La police de Seine-Saint-Denis accusée de violence lors d'une interpellation, l'IGPN saisie

Les faits ont été filmés par les caméras de surveillance de la ville et une vidéo amateur.

Des policiers font le pied de grue sur un rond-point à Lyon, le 20 juin 2019
Des policiers font le pied de grue sur un rond-point à Lyon, le 20 juin 2019 (NICOLAS LIPONNE / NURPHOTO)
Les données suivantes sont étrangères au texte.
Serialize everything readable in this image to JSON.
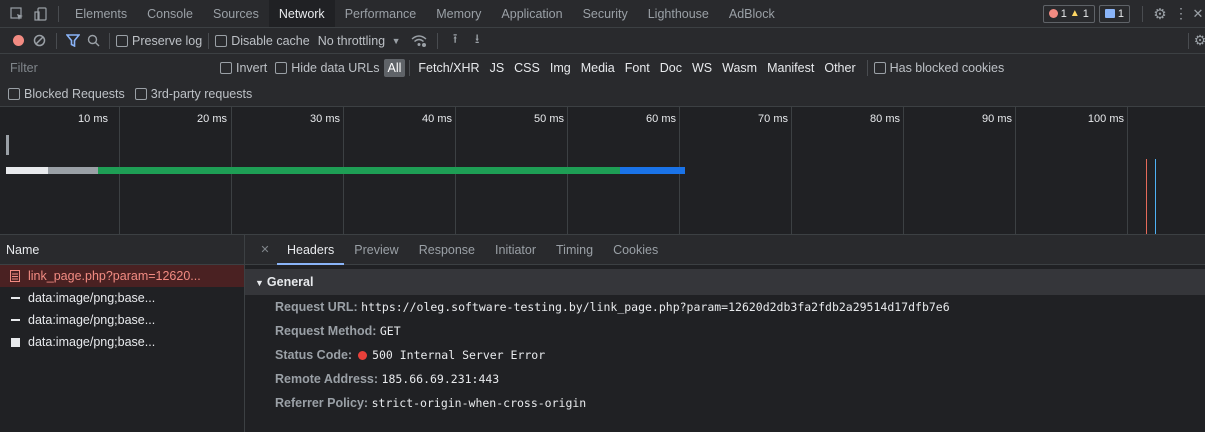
{
  "tabs": [
    "Elements",
    "Console",
    "Sources",
    "Network",
    "Performance",
    "Memory",
    "Application",
    "Security",
    "Lighthouse",
    "AdBlock"
  ],
  "badges": {
    "errors": "1",
    "warnings": "1",
    "messages": "1"
  },
  "toolbar": {
    "preserve_log": "Preserve log",
    "disable_cache": "Disable cache",
    "throttling": "No throttling"
  },
  "filter": {
    "placeholder": "Filter",
    "invert": "Invert",
    "hide_data_urls": "Hide data URLs",
    "types": [
      "All",
      "Fetch/XHR",
      "JS",
      "CSS",
      "Img",
      "Media",
      "Font",
      "Doc",
      "WS",
      "Wasm",
      "Manifest",
      "Other"
    ],
    "has_blocked_cookies": "Has blocked cookies",
    "blocked_requests": "Blocked Requests",
    "third_party": "3rd-party requests"
  },
  "overview": {
    "ticks": [
      "10 ms",
      "20 ms",
      "30 ms",
      "40 ms",
      "50 ms",
      "60 ms",
      "70 ms",
      "80 ms",
      "90 ms",
      "100 ms"
    ]
  },
  "requests": {
    "header": "Name",
    "items": [
      "link_page.php?param=12620...",
      "data:image/png;base...",
      "data:image/png;base...",
      "data:image/png;base..."
    ]
  },
  "detail": {
    "tabs": [
      "Headers",
      "Preview",
      "Response",
      "Initiator",
      "Timing",
      "Cookies"
    ],
    "section": "General",
    "fields": [
      {
        "key": "Request URL:",
        "value": "https://oleg.software-testing.by/link_page.php?param=12620d2db3fa2fdb2a29514d17dfb7e6"
      },
      {
        "key": "Request Method:",
        "value": "GET"
      },
      {
        "key": "Status Code:",
        "value": "500 Internal Server Error"
      },
      {
        "key": "Remote Address:",
        "value": "185.66.69.231:443"
      },
      {
        "key": "Referrer Policy:",
        "value": "strict-origin-when-cross-origin"
      }
    ]
  },
  "colors": {
    "accent": "#8ab4f8",
    "error": "#f28b82",
    "record": "#f28b82",
    "bar_green": "#1e9e55",
    "bar_blue": "#1a73e8"
  }
}
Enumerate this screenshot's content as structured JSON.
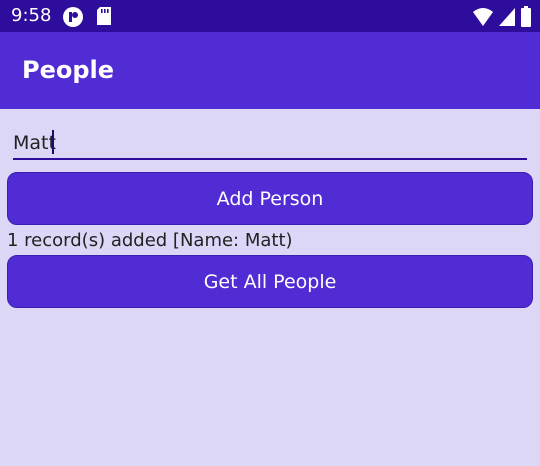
{
  "status_bar": {
    "time": "9:58",
    "left_icons": [
      "app-notification-icon",
      "sd-card-icon"
    ],
    "right_icons": [
      "wifi-icon",
      "signal-icon",
      "battery-icon"
    ]
  },
  "app_bar": {
    "title": "People"
  },
  "form": {
    "name_value": "Matt",
    "add_button_label": "Add Person",
    "status_message": "1 record(s) added [Name: Matt)",
    "get_button_label": "Get All People"
  },
  "colors": {
    "status_bar": "#2f0d9c",
    "app_bar": "#512bd4",
    "background": "#dcd6f7",
    "button": "#512bd4"
  }
}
Ce sont de nouvelles accusations de violences illégitimes à l'encontre de la police. Le parquet de Bobigny a saisi l'IGPN, la police des polices, pour violences présumées lors de l'interpellation, filmée par un témoin, d'un jeune homme de 20 ans vendredi à Saint-Ouen (Seine-Saint-Denis), a-t-on appris dimanche 11 août auprès du parquet. Une enquête a été ouverte pour violences par une personne dépositaire de l'autorité publique, a indiqué le parquet, confirmant une information du Parisien. Après l'interpellation, le jeune homme s'est vu prescrire trois jours d'ITT (incapacité totale de travail), selon le parquet.

Cette intervention des policiers de la compagnie de sécurisation et d'intervention de Seine-Saint-Denis (CSI) a été captée par les caméras de surveillance de la ville et une vidéo amateur, selon une source judiciaire. Les images montrent un homme en civil, qui serait un policier, asséner plusieurs coups au visage du jeune homme interpellé, selon une source proche de l'enquête.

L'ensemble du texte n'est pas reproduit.